Insiden Pekerja Migran Indonesia di Taichung, KP2MI Telusuri Fakta Terbaru
JAKARTA, Nawacita – Insiden Pekerja Migran Indonesia di Taichung, Kementerian Pelindungan Pekerja Migran Indonesia (KP2MI) terus memantau perkembangan insiden yang melibatkan sejumlah Pekerja Migran Indonesia (PMI) di Kota Taichung, Taiwan, pada 14 Juni 2026.
Berdasarkan informasi dari Kantor Dagang dan Ekonomi Indonesia (KDEI) Taipei serta otoritas setempat, insiden tersebut terjadi di sekitar Stasiun Taichung dan melibatkan sejumlah warga negara Indonesia. Hingga kini, otoritas Taiwan masih melakukan penyelidikan untuk mengidentifikasi seluruh pihak yang terlibat serta mendalami kronologi kejadian secara menyeluruh.

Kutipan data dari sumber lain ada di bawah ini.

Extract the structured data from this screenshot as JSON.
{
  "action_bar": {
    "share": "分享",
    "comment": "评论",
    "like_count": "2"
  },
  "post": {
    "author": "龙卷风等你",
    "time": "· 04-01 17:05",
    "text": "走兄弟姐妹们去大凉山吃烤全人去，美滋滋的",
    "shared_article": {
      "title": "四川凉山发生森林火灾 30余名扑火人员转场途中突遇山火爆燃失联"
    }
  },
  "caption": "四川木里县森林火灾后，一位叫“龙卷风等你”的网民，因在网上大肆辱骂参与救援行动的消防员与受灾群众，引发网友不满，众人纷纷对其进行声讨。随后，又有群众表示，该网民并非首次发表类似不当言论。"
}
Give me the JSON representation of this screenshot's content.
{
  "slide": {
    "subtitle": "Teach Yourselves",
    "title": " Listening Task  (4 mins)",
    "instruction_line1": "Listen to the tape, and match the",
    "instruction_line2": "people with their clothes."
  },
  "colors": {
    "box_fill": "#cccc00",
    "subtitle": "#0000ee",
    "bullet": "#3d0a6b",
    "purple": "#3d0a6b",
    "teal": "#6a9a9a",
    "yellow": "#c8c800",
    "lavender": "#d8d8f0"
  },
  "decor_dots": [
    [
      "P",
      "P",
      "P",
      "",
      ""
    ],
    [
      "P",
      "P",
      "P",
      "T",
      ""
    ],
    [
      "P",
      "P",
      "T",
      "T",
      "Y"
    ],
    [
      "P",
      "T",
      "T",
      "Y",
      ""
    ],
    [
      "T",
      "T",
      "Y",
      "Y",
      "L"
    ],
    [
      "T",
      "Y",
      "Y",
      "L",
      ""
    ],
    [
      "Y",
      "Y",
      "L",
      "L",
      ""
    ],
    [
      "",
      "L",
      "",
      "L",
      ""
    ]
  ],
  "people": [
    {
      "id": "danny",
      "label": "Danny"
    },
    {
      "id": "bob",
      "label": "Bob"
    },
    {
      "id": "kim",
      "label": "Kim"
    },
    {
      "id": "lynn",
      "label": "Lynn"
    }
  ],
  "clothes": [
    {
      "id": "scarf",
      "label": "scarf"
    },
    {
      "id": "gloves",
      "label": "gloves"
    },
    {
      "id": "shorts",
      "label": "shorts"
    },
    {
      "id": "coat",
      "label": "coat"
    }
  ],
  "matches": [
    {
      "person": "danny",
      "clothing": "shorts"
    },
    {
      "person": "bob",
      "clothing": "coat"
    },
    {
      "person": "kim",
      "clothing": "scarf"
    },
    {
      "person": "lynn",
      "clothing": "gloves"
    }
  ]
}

Menteri Pelindungan Pekerja Migran Indonesia (P2MI), Mukhtarudin, menegaskan pemerintah akan terus memastikan setiap warga negara Indonesia yang menghadapi persoalan hukum di luar negeri memperoleh hak-haknya sesuai ketentuan yang berlaku.
“KP2MI bersama KDEI Taipei terus melakukan koordinasi intensif dengan otoritas setempat untuk memastikan seluruh proses berjalan sesuai hukum yang berlaku. Negara hadir untuk memastikan setiap WNI memperoleh akses kekonsuleran, pendampingan, dan pelindungan yang menjadi haknya,” tegas Mukhtarudin di Jakarta.
Baca Juga: KJRI Johor Bahru Dampingi Tiga WNI Korban Kekerasan
Berdasarkan perkembangan terbaru yang diperoleh melalui KDEI Taipei, otoritas Taiwan telah mengamankan tujuh PMI yang diduga terkait dengan insiden tersebut. Ketujuh PMI itu masing-masing berinisial G, S, N, SF, NAN, R, dan A.
Hasil identifikasi awal menunjukkan enam orang di antaranya berstatus pekerja migran nonprosedural atau pekerja kaburan (missing worker), sedangkan satu orang lainnya berstatus melebihi izin tinggal (overstay). Saat ini seluruhnya masih menjalani pemeriksaan dan proses penyelidikan oleh otoritas setempat.
KP2MI terus berkoordinasi dengan KDEI Taipei untuk memperoleh informasi terkini mengenai status hukum, status keimigrasian, serta kondisi para PMI yang diamankan. Selain itu, dilakukan pula penelusuran dan verifikasi data guna memastikan identitas serta status penempatan para PMI yang bersangkutan.
Mukhtarudin mengingatkan pentingnya kepatuhan terhadap aturan yang berlaku di negara penempatan sebagai bagian dari upaya menjaga keselamatan dan perlindungan diri selama bekerja di luar negeri.
“Kasus ini menjadi pengingat bagi seluruh pekerja migran Indonesia untuk selalu bekerja melalui prosedur yang sah, menjaga status keimigrasian dan ketenagakerjaan secara legal, serta mematuhi hukum negara penempatan. Kepatuhan terhadap aturan merupakan bagian penting dari pelindungan diri dan jaminan kepastian hukum selama bekerja di luar negeri,” ujarnya.
Ia menegaskan, KP2MI bersama KDEI Taipei akan memastikan setiap warga negara Indonesia yang menjalani proses hukum tetap memperoleh akses kekonsuleran, pendampingan, dan perlindungan sesuai ketentuan yang berlaku.
“Pemerintah Indonesia menghormati proses hukum yang sedang berjalan di Taiwan dan akan terus berkoordinasi dengan otoritas setempat guna memastikan penanganan perkara berlangsung secara adil dan transparan,” katanya.
KP2MI juga mengimbau seluruh PMI untuk senantiasa mematuhi hukum dan peraturan yang berlaku di negara penempatan, menjaga status keimigrasian dan ketenagakerjaan secara sah, serta menghindari tindakan yang dapat menimbulkan konsekuensi hukum bagi diri sendiri maupun pihak lain.
Kementerian akan terus memantau perkembangan kasus tersebut dan menyampaikan informasi lanjutan kepada publik apabila terdapat perkembangan baru.